HOUT P VAN DEN (2010) Samenvattingen themadag Terugkeer van roofvogels in ons landschap: gevolgen voor prooidieren en ecosystemen: 'Letale en niet-letale effecten van predatie'. LIMOSA 83 (1): 41-41.
In het licht van de vraag wat de gevolgen
zijn van de toegenomen roofvogelpopulaties
na de 'gifjaren' (ongeveer
van de jaren vijftig tot en met eind jaren
zeventig) geeft deze presentatie
een theoretisch overzicht van welke
gevolgen predatoren kunnen hebben
op populaties en individuen van prooidieren.
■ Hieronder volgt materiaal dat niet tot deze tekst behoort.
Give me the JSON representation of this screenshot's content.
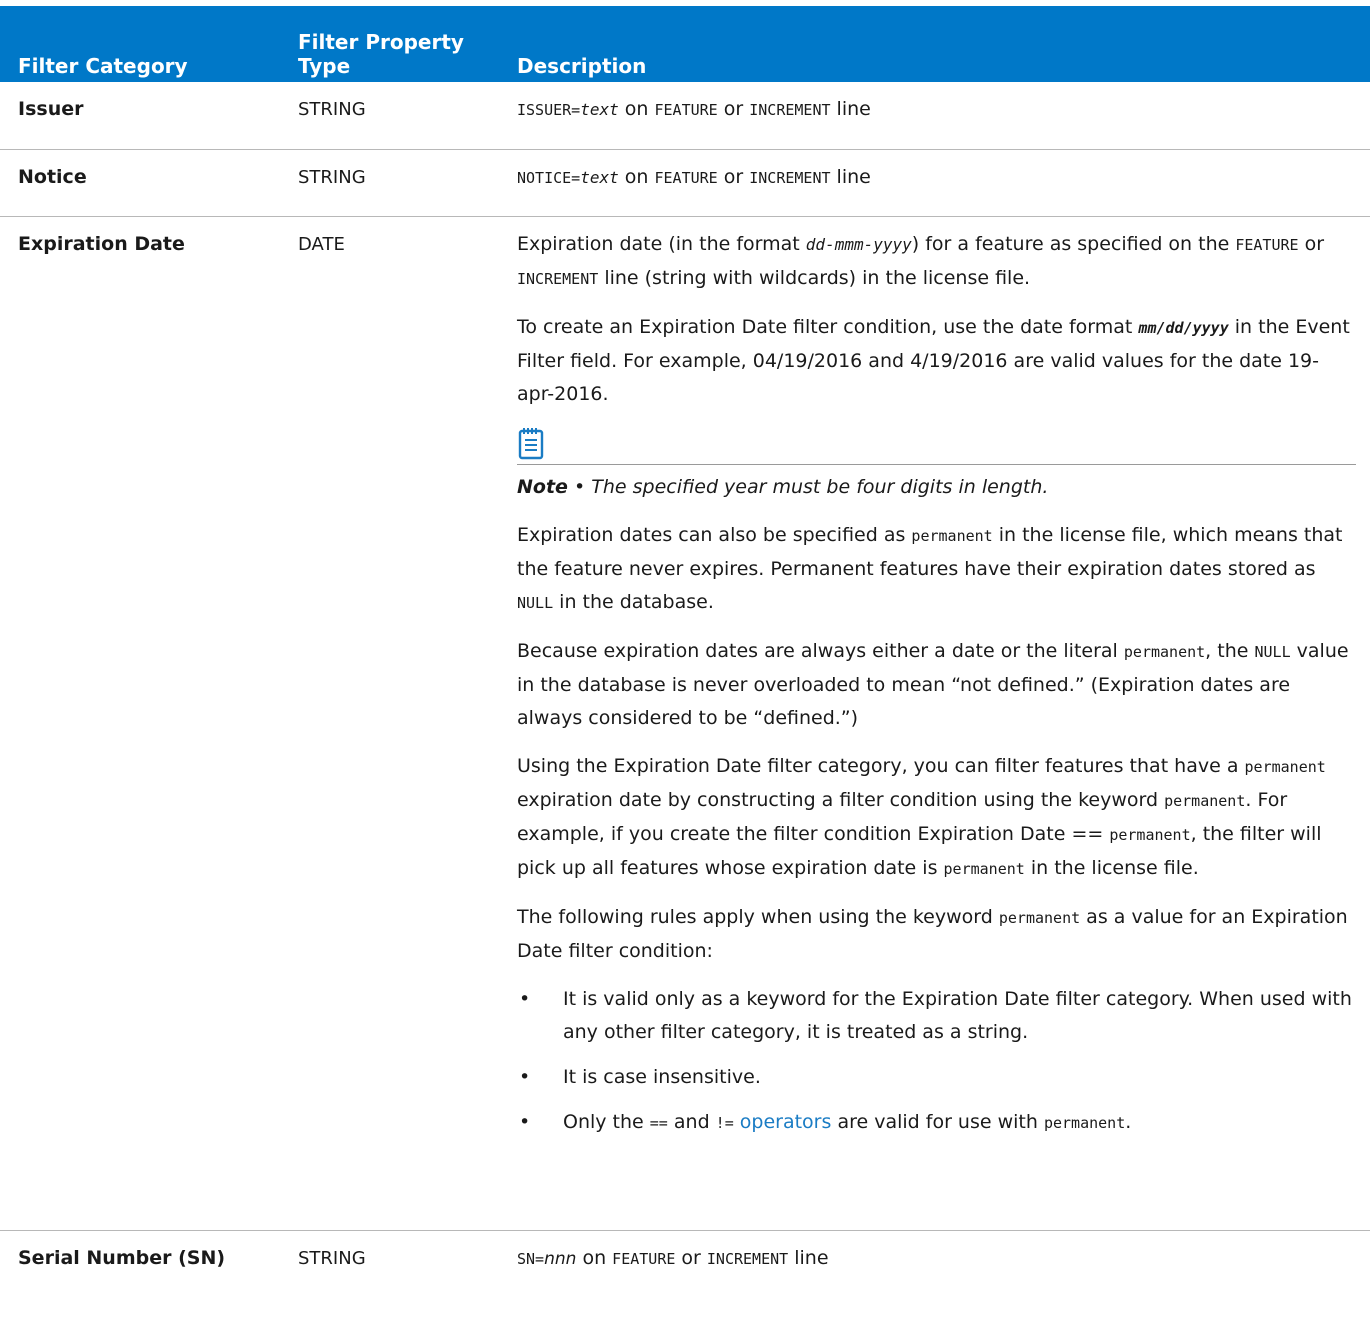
{
  "table": {
    "headers": [
      "Filter Category",
      "Filter Property Type",
      "Description"
    ],
    "header_type_line1": "Filter Property",
    "header_type_line2": "Type",
    "accent_color": "#0078c8",
    "link_color": "#1a7cc4",
    "rows": {
      "issuer": {
        "category": "Issuer",
        "type": "STRING",
        "desc": {
          "code1": "ISSUER=",
          "code1_it": "text",
          "t1": " on ",
          "code2": "FEATURE",
          "t2": " or ",
          "code3": "INCREMENT",
          "t3": " line"
        }
      },
      "notice": {
        "category": "Notice",
        "type": "STRING",
        "desc": {
          "code1": "NOTICE=",
          "code1_it": "text",
          "t1": " on ",
          "code2": "FEATURE",
          "t2": " or ",
          "code3": "INCREMENT",
          "t3": " line"
        }
      },
      "expiration": {
        "category": "Expiration Date",
        "type": "DATE",
        "p1": {
          "a": "Expiration date (in the format ",
          "fmt": "dd-mmm-yyyy",
          "b": ") for a feature as specified on the ",
          "code1": "FEATURE",
          "c": " or ",
          "code2": "INCREMENT",
          "d": " line (string with wildcards) in the license file."
        },
        "p2": {
          "a": "To create an Expiration Date filter condition, use the date format ",
          "fmt": "mm/dd/yyyy",
          "b": "  in the Event Filter field",
          "c": ". For example, 04/19/2016 and 4/19/2016 are valid values for the date 19-apr-2016."
        },
        "note_icon": "notepad-icon",
        "note": {
          "label": "Note",
          "sep": " • ",
          "text": "The specified year must be four digits in length."
        },
        "p3": {
          "a": "Expiration dates can also be specified as ",
          "code1": "permanent",
          "b": " in the license file, which means that the feature never expires. Permanent features have their expiration dates stored as ",
          "code2": "NULL",
          "c": " in the database."
        },
        "p4": {
          "a": "Because expiration dates are always either a date or the literal ",
          "code1": "permanent",
          "b": ", the ",
          "code2": "NULL",
          "c": " value in the database is never overloaded to mean “not defined.” (Expiration dates are always considered to be “defined.”)"
        },
        "p5": {
          "a": "Using the Expiration Date filter category, you can filter features that have a ",
          "code1": "permanent",
          "b": " expiration date by constructing a filter condition using the keyword ",
          "code2": "permanent",
          "c": ". For example, if you create the filter condition Expiration Date == ",
          "code3": "permanent",
          "d": ", the filter will pick up all features whose expiration date is ",
          "code4": "permanent",
          "e": " in the license file."
        },
        "p6": {
          "a": "The following rules apply when using the keyword ",
          "code1": "permanent",
          "b": " as a value for an Expiration Date filter condition:"
        },
        "bullet_char": "•",
        "bullets": {
          "b1": "It is valid only as a keyword for the Expiration Date filter category. When used with any other filter category, it is treated as a string.",
          "b2": "It is case insensitive.",
          "b3": {
            "a": "Only the ",
            "code1": "==",
            "b": " and ",
            "code2": "!=",
            "link": "operators",
            "c": " are valid for use with ",
            "code3": "permanent",
            "d": "."
          }
        }
      },
      "serial": {
        "category": "Serial Number (SN)",
        "type": "STRING",
        "desc": {
          "code1": "SN=",
          "code1_it": "nnn",
          "t1": " on ",
          "code2": "FEATURE",
          "t2": " or ",
          "code3": "INCREMENT",
          "t3": " line"
        }
      }
    }
  }
}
Leidraad daarbij is het onderscheid
tussen letale (dodelijke) effecten
en niet-letale effecten van predatie.
Een belangrijk inzicht is dat letale effecten
maar voor een klein deel bepalen
welke invloed predatoren hebben op
hun prooidierpopulaties. Dat komt omdat
prooidieren allerlei maatregelen
nemen om de kans op predatie te beperken.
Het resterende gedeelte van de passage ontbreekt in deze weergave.